Verifying $\sqrt{\frac{2}{3}}\cos\left(\frac{1}{3}\arccos\sqrt{\frac{3^3}{2^5}}\,\right)=\cos\frac\pi5$ I can verify the equation using Excel. But is there another derivation?
$$\sqrt{\frac{2}{3}}\cos\left[\frac{1}{3}\arccos\left(\!\!\sqrt{\frac{3^3}{2^5}}\right)\right]=\cos\left(\frac{\pi}{5}\right)$$
Thank you for help.
 A: Let $u=\sqrt{\frac{2}{3}}\cos\left(\theta\right)$, where $\theta=\frac{1}{3}\arccos\left(\sqrt{\frac{3^3}{2^5}}\right)$.
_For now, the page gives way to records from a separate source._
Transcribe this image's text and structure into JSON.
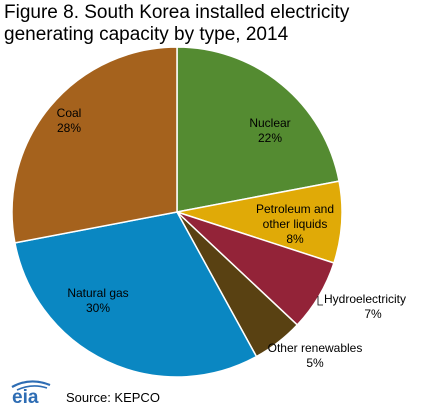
{
  "title": "Figure 8. South Korea installed electricity generating capacity by type, 2014",
  "source": "Source: KEPCO",
  "logo_text": "eia",
  "chart_data": {
    "type": "pie",
    "title": "Figure 8. South Korea installed electricity generating capacity by type, 2014",
    "start_angle_deg": 0,
    "direction": "clockwise",
    "slices": [
      {
        "name": "Nuclear",
        "label_lines": [
          "Nuclear"
        ],
        "value": 22,
        "pct": "22%",
        "color": "#548b31"
      },
      {
        "name": "Petroleum and other liquids",
        "label_lines": [
          "Petroleum and",
          "other liquids"
        ],
        "value": 8,
        "pct": "8%",
        "color": "#e0aa07"
      },
      {
        "name": "Hydroelectricity",
        "label_lines": [
          "Hydroelectricity"
        ],
        "value": 7,
        "pct": "7%",
        "color": "#932338"
      },
      {
        "name": "Other renewables",
        "label_lines": [
          "Other renewables"
        ],
        "value": 5,
        "pct": "5%",
        "color": "#594112"
      },
      {
        "name": "Natural gas",
        "label_lines": [
          "Natural gas"
        ],
        "value": 30,
        "pct": "30%",
        "color": "#0a87c2"
      },
      {
        "name": "Coal",
        "label_lines": [
          "Coal"
        ],
        "value": 28,
        "pct": "28%",
        "color": "#a5621d"
      }
    ]
  }
}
By the triple angle formula, we have
$$4\cos^3(\theta) -3\cos(\theta)-\frac{3}{4}\sqrt{\frac{3}{2}} = 0.$$
i.e.  $u$ is a root of the cubic $$q(x) = 6\sqrt{\frac{3}{2}}x^3-3\sqrt\frac{3}{2}x-\frac{3}{4}\sqrt{\frac{3}{2}}.$$
or, after clearing coefficients,
$$ p(x)=8x^3-4x-1.$$
On the other hand, $\cos\left(\frac{\pi}{5}\right)$ is also a root of $p(x)$, as
\begin{align*}
p\left(\cos\left(\frac{\pi}{5}\right)\right)&=8\cos^3\left(\frac{\pi}{5}\right)-4\cos\left(\frac{\pi}{5}\right)-1\\
&= 2\left(3\cos\left(\frac{\pi}{5}\right)+\cos\left(\frac{3\pi}{5}\right)\right)-4\cos\left(\frac{\pi}{5}\right)-1\\
&= 2\cos\left(\frac{\pi}{5}\right)+2\cos\left(\frac{3\pi}{5}\right)-1\\
&= 0.
\end{align*}
Factoring $p(x)$, we have
$$p(x)=(2x+1)(4x^2-2x-1).$$
We see that $p(x)$ has a unique positive root. Since $u$ and $\cos\left(\frac{\pi}{5}\right)$ are both positive, we must have $u=\cos\left(\frac{\pi}{5}\right)$.